Finding the Courage to Stand Alone
by Brandon Smith
Now in his third year as a law student at the University of Kansas, Brandon Smith is a 2009 graduate of the Blackstone Legal Fellowship. Earlier this year, he suddenly found himself drawing on the lessons and insights gleaned from that summer training when circumstances thrust him into the heart of the public square at a crucial moment for his community.
I was preparing for class, focused on papers, etc., when I opened up an e-mail from a fellow KU-Blackstone grad. He told me about a city commission hearing scheduled for the next day, during which the commissioners would consider adding “gender identity” to the list of “protected classes” in the city of Lawrence. If passed, this policy would, among other things, allow men who identify as “transgendered” women to use public female restrooms.

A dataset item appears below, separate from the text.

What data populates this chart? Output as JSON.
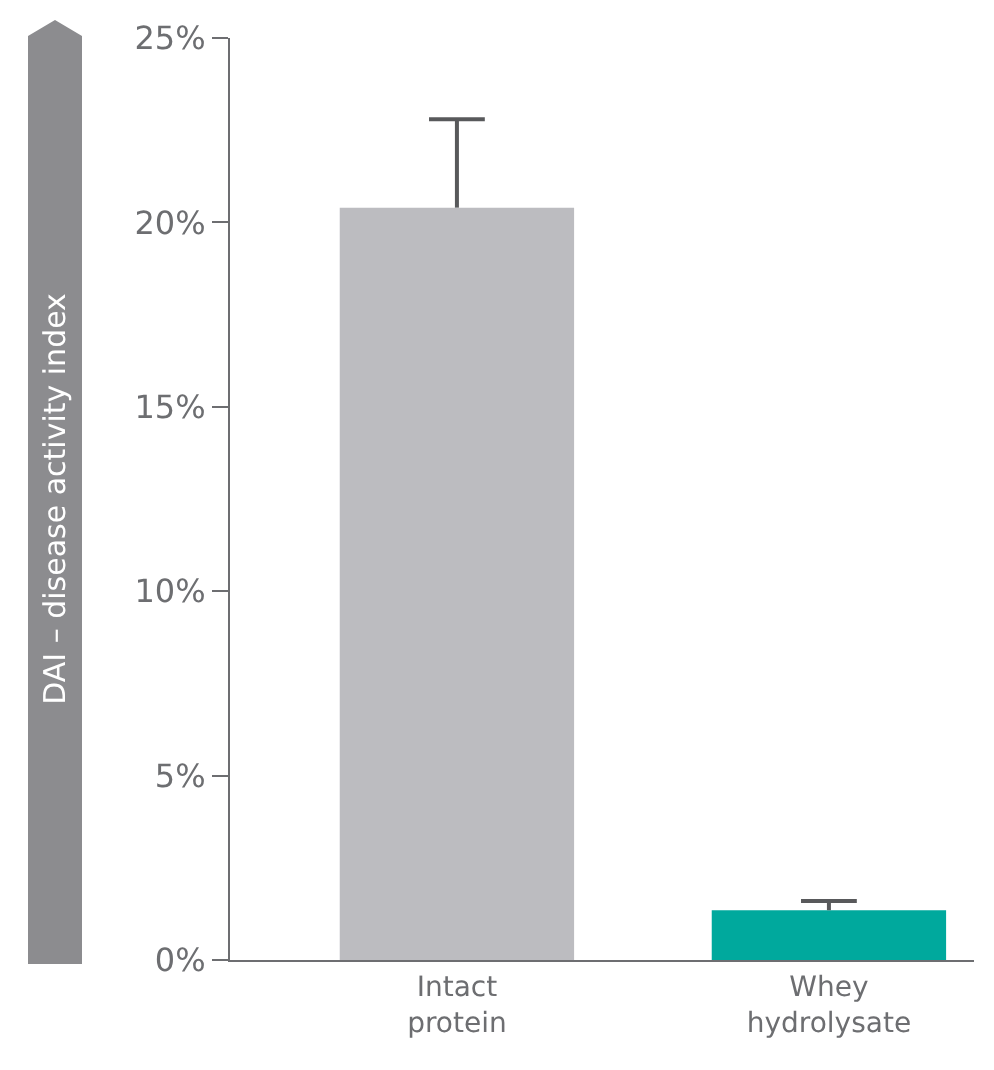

If it hadn’t been for my experience at Blackstone, I wouldn’t have known what to say, how to say it, or even that it was important for me to be there. Even now, I was surprised. Earlier this year this same commission had voted against doing this. However, since then, three conservative commissioners had retired, one had been replaced with a more liberal member, and the other two vacancies had not been filled by the mayor. There was a real chance this measure could pass.
"It caught them by surprise to realize that - thanks to my ADF Blackstone training - I actually knew what I was talking about."
My fellow KU-Blackstone colleague could not attend the meeting, so I felt like I had to show up. I e-mailed my fellow Blackstone friends, asking them for advice. (That warm, dependable network of other Christian law students is one of the best things I brought away from my time at Blackstone.) They provided me with some research and some ideas on arguments. I also e-mailed a contact at the ADF-Kansas City office. Within a couple of hours, ADF had sent me a brief outlining the impact of adding “gender identity” to nondiscrimination policies. Armed with some great information, I felt ready to speak against the proposed policy.
That is, until I actually arrived at the hearing, where I found myself surrounded by dozens of transgendered individuals, homosexual activists (including the University of Kansas student body president), and several law students – including two who were in some of my classes. Seeing them, I began to realize what speaking up on this issue was going to mean for me. This was a very public place, and word was going to get back to the university community. I felt nervous and alone, inside a room crowded with people who were very hostile to my worldview.
Just then, I met another graduate student – an engineering major who’d heard about what was happening and had come to pray. He wasn’t willing to speak out, but he offered to pray while I testified against the new law. So I stayed.
When my turn came, I tried to lighten things up a little by saying that at least everyone there shared one belief, and that was support for the KU basketball team. Many laughed, but as I began to discuss the foundation of civil rights and protected classes, I began to get death stares. When I talked about the immutability standard that gender identity fails, people started to mutter and scoff. And as I spoke about the negative impact this policy would have on religious and para-church organizations, not to mention businesses, I could feel silent disgust all around me.
"If Blackstone had not given me the training it did, no one would have seriously addressed the legal aspects of this hearing."
After I finished, I heard some booing. I’d never been in a place where so many people disliked me at one time.
But: the city commissioners decided not to add gender identity to the city’s defined protected classes. The battle was won. The war, though, isn’t over. Indications are that this issue will be raised again at some future city council meeting, sometime later this year.
I do not know for sure that my words carried any special influence with the commission, but I do know that I was the only young student speaking against the provision. And I think maybe it caught them by surprise to realize that – thanks to my ADF Blackstone training – I actually knew what I was talking about and how to assert myself. I felt like a voice in the wilderness, but my voice was heard.
I would never have been able to do this without the support of ADF and the Blackstone Fellows. I know this is a small battle in the greater fight for family values, human dignity, and religious liberty, but it was my battle. It was a battle in my town, a battle that I could take part in.
I wasn’t the only one speaking against the policy that day, but if Blackstone had not given me the training it did, no one would have seriously addressed the legal aspects of this hearing. Passionate community members are helpful, but Blackstone has taught me how to direct that passion toward winning legal arguments.